On the far-right side, Marine le Pen has managed to maintain her standing among her own supporters despite her own legal troubles, though the rise of a new rightist candidate, Francois Asselineau, has the potential to siphon votes away from her, particularly in cities. Though this is unlikely to change her position as one of the top two vote-getters, emerging second from the 1st round could severely limit her chances of ultimately winning the election.
Federal Reserve likely to raise rates for the first time in 2017
This Wednesday, The U.S. Federal Reserve is likely to raise interest rates, with markets expecting the Fed will raise the federal funds rate to 25 basis points to between 0.75% and 1%. This rate increase will be important from a number of perspectives.

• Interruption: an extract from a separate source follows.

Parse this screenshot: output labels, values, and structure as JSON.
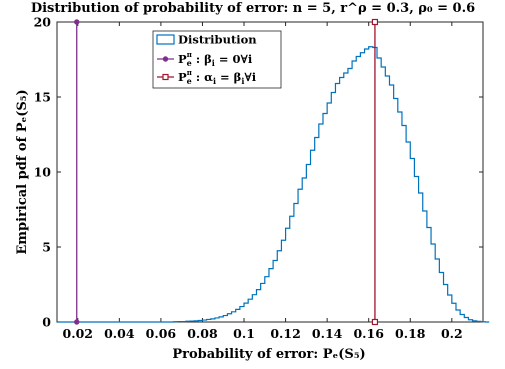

First, the remarks from Federal Reserve Chair Janet Yellen will be important in getting an idea of the Fed’s forecast for future rate increases, although previous projections have generally ended up being more optimistic than the final policy decisions. Second, the rise in interest rates could lead to interest rate decisions around the world, particularly if Chair Yellen’s statement indicates a more aggressive Fed reserve in the short and medium term. Third, the response from the White House, which has held a deeply skeptical view of the Federal Reserve and has been adopted by fringes of the right wing in the United States, will likely be indicative of the White House’s formal attitude towards the Federal Reserve. Any statements and moves that appear to indicate a lack of confidence in the Federal Reserve to carry out policies in an objective way could reduce the perceived credibility of the Fed on the conservative end of the American political spectrum.
The Week Ahead provides analytical foresight on the economic consequences of upcoming political developments. Covering a number of future occurrences across the globe, The Week Ahead presents a series of potential upside/downside risks, shedding light on how political decisions affect economic outcomes.